P10 JST132 FEV2026 BombeirosPELA CRIAÇÃO E REGULAMENTAÇÃO DA CARREIRA

É uma reivindicação pela qual batalham há muito tempo, sem que, contudo, os sucessivos governos lhes dêem o devido avanço legislativo.

A luta dos profissionais das Associação Humanitárias de Bombeiros Voluntários (AHBV) prosseguiu em 19 de Dezembro, com uma concentração em Lisboa, junto à Secretaria de Estado da

Protecção Civil (SEPC), para exigir a criação e regulamentação da respectiva carreira.
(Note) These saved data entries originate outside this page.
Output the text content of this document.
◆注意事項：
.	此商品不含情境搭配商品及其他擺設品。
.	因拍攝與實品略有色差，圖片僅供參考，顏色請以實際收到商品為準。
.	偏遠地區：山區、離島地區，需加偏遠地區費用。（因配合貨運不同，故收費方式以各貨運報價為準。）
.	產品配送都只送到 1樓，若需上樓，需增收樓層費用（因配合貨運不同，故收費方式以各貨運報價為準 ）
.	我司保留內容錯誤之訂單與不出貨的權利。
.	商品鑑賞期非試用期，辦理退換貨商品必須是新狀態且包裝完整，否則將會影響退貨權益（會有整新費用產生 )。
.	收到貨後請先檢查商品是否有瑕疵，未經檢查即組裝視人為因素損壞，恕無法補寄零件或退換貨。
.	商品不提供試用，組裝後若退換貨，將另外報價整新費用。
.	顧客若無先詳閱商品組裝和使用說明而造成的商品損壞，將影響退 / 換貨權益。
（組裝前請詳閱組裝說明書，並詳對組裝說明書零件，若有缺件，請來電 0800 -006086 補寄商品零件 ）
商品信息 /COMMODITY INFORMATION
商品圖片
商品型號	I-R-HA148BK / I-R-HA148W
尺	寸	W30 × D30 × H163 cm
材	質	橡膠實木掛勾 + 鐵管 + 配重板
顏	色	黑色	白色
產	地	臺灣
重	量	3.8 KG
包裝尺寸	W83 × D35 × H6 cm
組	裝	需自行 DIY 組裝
Reafirmando a urgência na concretização dessa medida, e na sequência do encontro do Grupo de Trabalho em Coimbra (em 18 de Novembro), o STAL enviou (em 26 de Novembro) um ofício ao secretário de Estado da Protecção Civil em que sublinha ser «imperativo o direito à carreira e categoria profissional dos trabalhadores Bombeiros das AHBV, com estrutura hierarquizada, regras de progressão, tempo de serviço e tabela remuneratória própria, bem como o reconhecimento legal da profissão como de risco e de desgaste rápido, com os correspondentes benefícios em matéria de tempo de serviço, aposentação e saúde ocupacional».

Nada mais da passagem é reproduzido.